For an oecuphobe living in the West, and enjoying the fruits of Western civilization that nurtured and nourished him, for the Crusaders to have broken the Islamic world into two sections would have been very much not desirable.

But the oecuphobes are not objective (albeit they do make a risible pretense of objectivity). In thought and word and deed, they are the enemies of Western Civilization, of Christendom in particular, and Catholicism in specific. The heritage of thought that comes to use from Athens, Jerusalem, and Rome, they hate. In any history book or economic treatise, they support laicism or barbarism.

This group keeps changing its name and its philosophy, but a smidgen of insight will show you where their loyalties rest.

Sometimes they are called liberals, but they only support liberty when liberty is opposed to the Church.

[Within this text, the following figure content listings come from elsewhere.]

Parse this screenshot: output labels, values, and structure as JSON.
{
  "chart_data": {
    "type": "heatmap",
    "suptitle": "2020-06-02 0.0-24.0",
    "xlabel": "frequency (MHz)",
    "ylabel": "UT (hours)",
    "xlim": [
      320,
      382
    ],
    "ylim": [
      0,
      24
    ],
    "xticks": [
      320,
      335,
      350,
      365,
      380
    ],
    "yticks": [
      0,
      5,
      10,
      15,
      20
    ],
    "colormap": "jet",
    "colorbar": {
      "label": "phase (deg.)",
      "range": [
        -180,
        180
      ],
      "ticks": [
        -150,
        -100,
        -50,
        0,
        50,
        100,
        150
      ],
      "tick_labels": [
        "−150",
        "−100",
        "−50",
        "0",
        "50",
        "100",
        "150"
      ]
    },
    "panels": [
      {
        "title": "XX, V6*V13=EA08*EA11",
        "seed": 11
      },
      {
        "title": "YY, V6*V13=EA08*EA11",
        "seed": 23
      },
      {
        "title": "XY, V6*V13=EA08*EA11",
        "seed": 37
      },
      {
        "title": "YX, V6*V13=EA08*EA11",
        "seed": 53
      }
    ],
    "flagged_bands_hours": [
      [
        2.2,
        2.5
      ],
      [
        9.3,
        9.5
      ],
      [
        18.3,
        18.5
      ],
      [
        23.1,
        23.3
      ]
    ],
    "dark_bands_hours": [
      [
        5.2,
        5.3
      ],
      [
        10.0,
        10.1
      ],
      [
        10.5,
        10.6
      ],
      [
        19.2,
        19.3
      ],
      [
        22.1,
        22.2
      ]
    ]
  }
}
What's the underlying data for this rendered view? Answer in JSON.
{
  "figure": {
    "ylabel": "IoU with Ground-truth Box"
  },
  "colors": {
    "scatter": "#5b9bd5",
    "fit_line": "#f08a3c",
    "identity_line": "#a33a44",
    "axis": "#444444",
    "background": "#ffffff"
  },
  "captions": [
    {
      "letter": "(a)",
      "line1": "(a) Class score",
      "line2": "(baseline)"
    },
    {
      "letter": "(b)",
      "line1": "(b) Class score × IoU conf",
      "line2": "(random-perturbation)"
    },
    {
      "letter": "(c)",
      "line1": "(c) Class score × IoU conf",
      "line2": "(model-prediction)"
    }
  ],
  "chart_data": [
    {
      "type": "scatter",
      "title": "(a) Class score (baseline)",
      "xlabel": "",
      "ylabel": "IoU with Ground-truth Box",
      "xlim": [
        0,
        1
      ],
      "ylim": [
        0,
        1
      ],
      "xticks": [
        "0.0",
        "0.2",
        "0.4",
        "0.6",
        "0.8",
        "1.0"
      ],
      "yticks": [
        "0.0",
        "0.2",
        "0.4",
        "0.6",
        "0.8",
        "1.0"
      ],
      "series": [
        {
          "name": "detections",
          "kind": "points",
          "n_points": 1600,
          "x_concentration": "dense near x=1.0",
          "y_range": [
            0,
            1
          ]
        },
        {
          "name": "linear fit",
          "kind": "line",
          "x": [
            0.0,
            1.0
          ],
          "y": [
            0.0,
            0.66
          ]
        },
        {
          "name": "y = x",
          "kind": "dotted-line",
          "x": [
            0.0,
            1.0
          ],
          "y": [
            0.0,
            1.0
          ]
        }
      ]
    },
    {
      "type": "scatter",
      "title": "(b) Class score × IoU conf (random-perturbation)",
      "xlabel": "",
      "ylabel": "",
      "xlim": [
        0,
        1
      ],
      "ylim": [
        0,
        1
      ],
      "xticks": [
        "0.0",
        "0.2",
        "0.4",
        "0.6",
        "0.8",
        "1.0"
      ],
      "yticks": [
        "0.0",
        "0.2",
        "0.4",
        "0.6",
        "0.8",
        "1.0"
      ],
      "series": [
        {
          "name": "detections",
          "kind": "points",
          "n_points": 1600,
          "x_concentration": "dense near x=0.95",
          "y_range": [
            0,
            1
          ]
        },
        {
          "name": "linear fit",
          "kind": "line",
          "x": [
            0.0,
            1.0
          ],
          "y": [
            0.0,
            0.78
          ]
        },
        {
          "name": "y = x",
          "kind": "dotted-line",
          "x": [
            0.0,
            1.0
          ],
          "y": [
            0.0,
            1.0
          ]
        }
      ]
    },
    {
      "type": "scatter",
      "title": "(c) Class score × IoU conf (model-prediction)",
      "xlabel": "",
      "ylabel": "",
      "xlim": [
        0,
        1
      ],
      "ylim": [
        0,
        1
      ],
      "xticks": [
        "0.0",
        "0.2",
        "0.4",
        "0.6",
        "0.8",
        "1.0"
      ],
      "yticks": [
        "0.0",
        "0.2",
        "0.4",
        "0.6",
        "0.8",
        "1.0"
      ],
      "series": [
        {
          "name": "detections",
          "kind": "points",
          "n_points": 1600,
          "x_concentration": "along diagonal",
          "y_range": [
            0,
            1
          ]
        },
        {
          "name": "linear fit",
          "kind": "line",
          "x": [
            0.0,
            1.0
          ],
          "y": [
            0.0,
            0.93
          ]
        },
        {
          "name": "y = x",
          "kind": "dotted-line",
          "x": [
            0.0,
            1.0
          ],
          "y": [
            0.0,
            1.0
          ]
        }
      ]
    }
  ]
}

Otherwise they support tyranny.

Sometimes they are called statists, but they only support the state when state power is in secular hands, and opposes the Church. Otherwise they support liberty.

Sometimes they are called Progressives, but only when the course of so called Progress opposes the Church. Otherwise they are the most conservative and reactionary of partisans.

Sometimes they are called Secularists, but when comes to Islam, they support theocratic government over the secular governments of Europe, and support the theocracy of Tibet over the secular tyranny of China.

They support the rights of women, but only when the rights of women can be used as a bludgeon to oppose the Church or some teaching of the Church. The rights of women in Mohammedan areas does not concern them.

They support the rights of homosexuals, but only the rights of homosexuals to do things opposed by the Church, or to desecrate a sacrament. The right of homosexuals in Mohammedan areas is limited to the right to death by stoning versus death by defenestration, with nary a peep of protest from their erstwhile ersatz champions.

And so on and so on.

And what do they write about such men as Hilaire Belloc? Out of his entire body of work, history, poetry, apologetics, fiction and so on? As you see.

The anonymous editor and those of his ilk cannot use the truth to argue against the truth. They cannot make direct statements, and so must retreat to innuendo.

Nor are they very imaginative or innovative or witty in innuendo: the approach they use is always the same: they attack the person, and leave aside what he his saying, ad hominem. It is their habit and their addiction, and their only argument and only approach.

So they do what we Houynhmhms call ‘saying the thing which is not’ and which you humans call ‘fibbing.’